Coarse-graining particulate two-phase flow
Abstract
To acquire the ability to numerically study the rheology of particulate two-phase flows that lack scale separation, we present a general method to average or coarse-grain the equations of motion of a mixture of a continuous fluid of arbitrary rheology and non-Brownian particles, interacting via contacts, of arbitrary shapes and compositions. It universally covers ensemble and typical spatio-temporal averaging procedures and overcomes two shortcomings of existing methods. First, the derived micromechanical expressions for the coarse-grained fields are mathematically exact and formulated in a manner that allows a computationally cheap extraction from Direct Numerical Simulation-Discrete Element Method (DNS-DEM) simulations, avoiding the unlimited-order derivatives appearing in previous exact formulations. Second, the microscopic volume fraction of each particle is its corresponding indicator function, rather than the traditional volume-weighted delta distribution at its center of mass, to ensure that the resulting macroscopic fluid and solid volume fractions add precisely to unity. This leads to an additional contact stress contribution not seen in standard coarse-grained expressions for granular matter, and, for non-spherical particles, to particle-rotational contributions to translational solid phase balance equations.
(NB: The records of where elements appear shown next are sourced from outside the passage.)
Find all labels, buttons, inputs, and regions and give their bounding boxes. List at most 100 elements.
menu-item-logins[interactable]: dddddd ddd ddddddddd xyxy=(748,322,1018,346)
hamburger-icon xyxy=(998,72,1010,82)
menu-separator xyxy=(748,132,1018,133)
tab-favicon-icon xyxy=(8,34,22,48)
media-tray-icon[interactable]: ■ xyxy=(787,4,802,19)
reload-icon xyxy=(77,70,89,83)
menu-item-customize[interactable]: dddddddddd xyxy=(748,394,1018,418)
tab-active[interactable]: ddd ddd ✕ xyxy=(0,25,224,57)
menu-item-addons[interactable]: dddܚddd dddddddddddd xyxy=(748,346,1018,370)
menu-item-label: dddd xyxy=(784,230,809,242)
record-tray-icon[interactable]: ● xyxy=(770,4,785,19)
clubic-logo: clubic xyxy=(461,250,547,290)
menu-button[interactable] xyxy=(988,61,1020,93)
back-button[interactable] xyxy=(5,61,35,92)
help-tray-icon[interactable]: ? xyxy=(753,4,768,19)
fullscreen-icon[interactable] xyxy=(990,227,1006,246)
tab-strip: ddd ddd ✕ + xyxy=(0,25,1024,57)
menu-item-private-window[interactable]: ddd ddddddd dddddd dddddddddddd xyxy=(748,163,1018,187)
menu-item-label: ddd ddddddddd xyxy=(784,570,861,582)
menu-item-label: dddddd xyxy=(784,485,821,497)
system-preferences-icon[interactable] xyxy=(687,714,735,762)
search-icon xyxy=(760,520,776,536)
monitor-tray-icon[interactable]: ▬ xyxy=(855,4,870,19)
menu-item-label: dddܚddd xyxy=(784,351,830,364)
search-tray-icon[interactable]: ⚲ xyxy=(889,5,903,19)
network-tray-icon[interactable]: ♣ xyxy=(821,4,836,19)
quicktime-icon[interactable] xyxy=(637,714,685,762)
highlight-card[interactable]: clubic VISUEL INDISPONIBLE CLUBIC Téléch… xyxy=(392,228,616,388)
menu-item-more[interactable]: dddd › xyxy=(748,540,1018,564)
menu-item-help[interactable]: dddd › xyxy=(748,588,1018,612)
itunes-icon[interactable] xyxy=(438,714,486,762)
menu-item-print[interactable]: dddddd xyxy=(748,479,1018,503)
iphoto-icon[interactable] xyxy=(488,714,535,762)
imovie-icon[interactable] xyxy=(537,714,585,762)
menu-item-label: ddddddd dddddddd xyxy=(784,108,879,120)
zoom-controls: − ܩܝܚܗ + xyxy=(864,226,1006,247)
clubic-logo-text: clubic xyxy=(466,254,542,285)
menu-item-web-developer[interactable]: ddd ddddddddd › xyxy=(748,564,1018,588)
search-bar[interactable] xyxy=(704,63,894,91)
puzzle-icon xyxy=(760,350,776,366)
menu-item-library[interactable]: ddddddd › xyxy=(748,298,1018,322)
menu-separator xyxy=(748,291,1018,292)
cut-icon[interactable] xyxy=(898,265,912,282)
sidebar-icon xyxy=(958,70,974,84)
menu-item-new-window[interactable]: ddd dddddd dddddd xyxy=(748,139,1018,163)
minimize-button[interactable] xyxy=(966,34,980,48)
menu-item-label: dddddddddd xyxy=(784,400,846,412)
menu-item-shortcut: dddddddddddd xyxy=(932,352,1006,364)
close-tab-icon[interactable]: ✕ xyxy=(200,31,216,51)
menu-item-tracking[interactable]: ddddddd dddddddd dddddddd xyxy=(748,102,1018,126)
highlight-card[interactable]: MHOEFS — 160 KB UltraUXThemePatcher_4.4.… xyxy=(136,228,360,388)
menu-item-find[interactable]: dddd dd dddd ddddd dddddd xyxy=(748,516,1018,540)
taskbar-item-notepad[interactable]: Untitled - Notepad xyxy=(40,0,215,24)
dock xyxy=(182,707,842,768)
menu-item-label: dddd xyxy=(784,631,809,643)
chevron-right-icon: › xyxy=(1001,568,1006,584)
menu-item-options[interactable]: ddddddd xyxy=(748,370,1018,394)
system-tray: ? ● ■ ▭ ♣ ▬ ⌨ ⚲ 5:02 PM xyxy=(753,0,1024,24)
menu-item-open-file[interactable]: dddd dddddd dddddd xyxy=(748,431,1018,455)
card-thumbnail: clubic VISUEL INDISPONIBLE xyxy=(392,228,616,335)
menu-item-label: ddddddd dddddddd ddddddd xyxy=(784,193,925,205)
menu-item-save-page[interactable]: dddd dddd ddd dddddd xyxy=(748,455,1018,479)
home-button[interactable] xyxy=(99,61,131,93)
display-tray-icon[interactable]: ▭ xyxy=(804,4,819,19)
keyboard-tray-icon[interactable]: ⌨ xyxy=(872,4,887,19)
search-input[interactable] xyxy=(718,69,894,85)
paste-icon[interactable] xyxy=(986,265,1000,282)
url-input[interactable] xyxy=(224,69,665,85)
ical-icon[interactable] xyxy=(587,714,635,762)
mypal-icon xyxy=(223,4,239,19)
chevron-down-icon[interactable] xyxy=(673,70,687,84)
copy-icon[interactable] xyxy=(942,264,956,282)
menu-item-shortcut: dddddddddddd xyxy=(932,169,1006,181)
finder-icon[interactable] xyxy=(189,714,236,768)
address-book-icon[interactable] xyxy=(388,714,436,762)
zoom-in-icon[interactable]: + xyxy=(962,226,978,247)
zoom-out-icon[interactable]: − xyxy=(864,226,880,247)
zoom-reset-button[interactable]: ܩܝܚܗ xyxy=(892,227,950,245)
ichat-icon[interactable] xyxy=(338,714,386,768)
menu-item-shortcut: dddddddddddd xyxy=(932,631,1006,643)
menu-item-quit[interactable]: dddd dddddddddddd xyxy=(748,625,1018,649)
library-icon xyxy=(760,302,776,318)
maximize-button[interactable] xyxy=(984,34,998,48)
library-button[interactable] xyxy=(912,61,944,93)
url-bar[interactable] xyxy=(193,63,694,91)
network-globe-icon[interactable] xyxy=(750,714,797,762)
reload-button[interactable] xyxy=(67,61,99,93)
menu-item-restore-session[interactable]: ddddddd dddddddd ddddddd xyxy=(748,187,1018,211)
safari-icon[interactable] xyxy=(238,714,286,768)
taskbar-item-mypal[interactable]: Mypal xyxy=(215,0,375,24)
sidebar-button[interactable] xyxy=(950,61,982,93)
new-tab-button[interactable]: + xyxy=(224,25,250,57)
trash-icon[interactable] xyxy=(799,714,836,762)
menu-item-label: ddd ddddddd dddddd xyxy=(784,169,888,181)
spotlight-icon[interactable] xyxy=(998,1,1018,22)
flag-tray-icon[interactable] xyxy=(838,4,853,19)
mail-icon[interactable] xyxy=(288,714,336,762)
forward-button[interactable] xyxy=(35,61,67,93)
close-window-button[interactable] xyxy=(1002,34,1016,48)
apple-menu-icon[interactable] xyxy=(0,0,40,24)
Many implementations of DNS-DEM simulations are based on Immersed Boundary Methods (IBMs), for which modifications of the coarse-graining method are necessary due to certain peculiarities of IBMs, such as the replacement of the particles' interiors by pseudo-fluid. We therefore derive mathematically exact adaptations of the coarse-graining method for two distinct common IBM versions, implement one version to obtain coarse-grained fields from sediment transport simulations based on this version, and validate the implementation.